Remember that Northam initially apologized for appearing in the photo. A statement posted on the governor’s website Feb. 1 stated: “Earlier today, a website published a photograph of me from my 1984 medical school yearbook in a costume that is clearly racist and offensive. I am deeply sorry for the decision I made to appear as I did in this photo and for the hurt that decision caused then and now.”

But just one day later, during a bizarre press conference in Richmond in which he admitted dressing up in blackface as Michael Jackson, Northam claimed that he wasn’t either one of the people in the yearbook photo and had actually never seen it before. In a subsequent interview with McGuire Woods, Northam cravenly blamed his staff for drafting his initial apology, although he admitted he read and approved the statement before it was released.

What innocent man apologizes, yanks back the apology after having 24 hours to think it over and figure out an angle, hides from the resulting public firestorm, and then goes on an “apology tour” to make amends for something he didn’t do? Northam’s continued denials of what he already admitted doing are an insult to voters’ intelligence.

The general rule in politics is that if you screw up, just admit it and take the hit, because the trust-eroding cover-up is usually worse than the initial offense. Apparently Northam didn’t get the memo.
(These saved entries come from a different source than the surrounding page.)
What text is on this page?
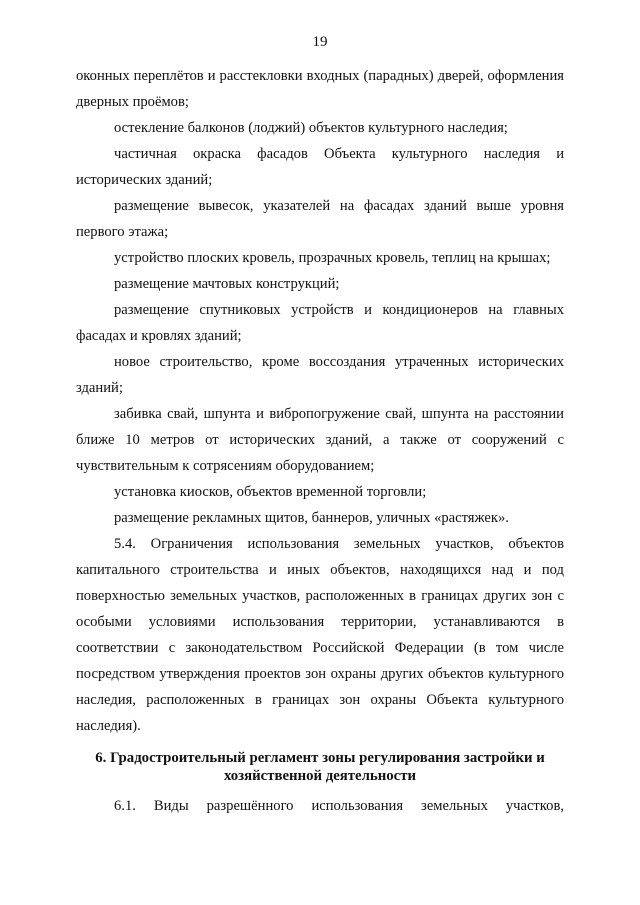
19

оконных переплётов и расстекловки входных (парадных) дверей, оформления дверных проёмов;

остекление балконов (лоджий) объектов культурного наследия;

частичная окраска фасадов Объекта культурного наследия и исторических зданий;

размещение вывесок, указателей на фасадах зданий выше уровня первого этажа;

устройство плоских кровель, прозрачных кровель, теплиц на крышах;

размещение мачтовых конструкций;

размещение спутниковых устройств и кондиционеров на главных фасадах и кровлях зданий;

новое строительство, кроме воссоздания утраченных исторических зданий;

забивка свай, шпунта и вибропогружение свай, шпунта на расстоянии ближе 10 метров от исторических зданий, а также от сооружений с чувствительным к сотрясениям оборудованием;

установка киосков, объектов временной торговли;

размещение рекламных щитов, баннеров, уличных «растяжек».

5.4. Ограничения использования земельных участков, объектов капитального строительства и иных объектов, находящихся над и под поверхностью земельных участков, расположенных в границах других зон с особыми условиями использования территории, устанавливаются в соответствии с законодательством Российской Федерации (в том числе посредством утверждения проектов зон охраны других объектов культурного наследия, расположенных в границах зон охраны Объекта культурного наследия).

6. Градостроительный регламент зоны регулирования застройки и
хозяйственной деятельности

6.1. Виды разрешённого использования земельных участков,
Numerous demands that he resign from top members of his own party, including U.S. Sens. Tim Kaine and Mark Warner, and former Gov. Terry McAuliffe, were quickly forgotten when scandals also engulfed the two remaining statewide Democratic officeholders—Lt. Gov. Justin Fairfax and Attorney General Mark Herring. Party leaders—including a number of prominent black Democrats—cynically ditched their moral outrage to retain their political power.

Gov. Northam is right about one thing: Inmates who have served their time and shown remorse for their criminal behavior do deserve a second chance to become law-abiding, contributing members of society.

Although Northam’s political transgression doesn’t rise to the level of criminality, his own contradictory statements on the racist yearbook photo have shown him to be unworthy of Virginians’ trust. And for dissembling politicians like him, there should be no second chances.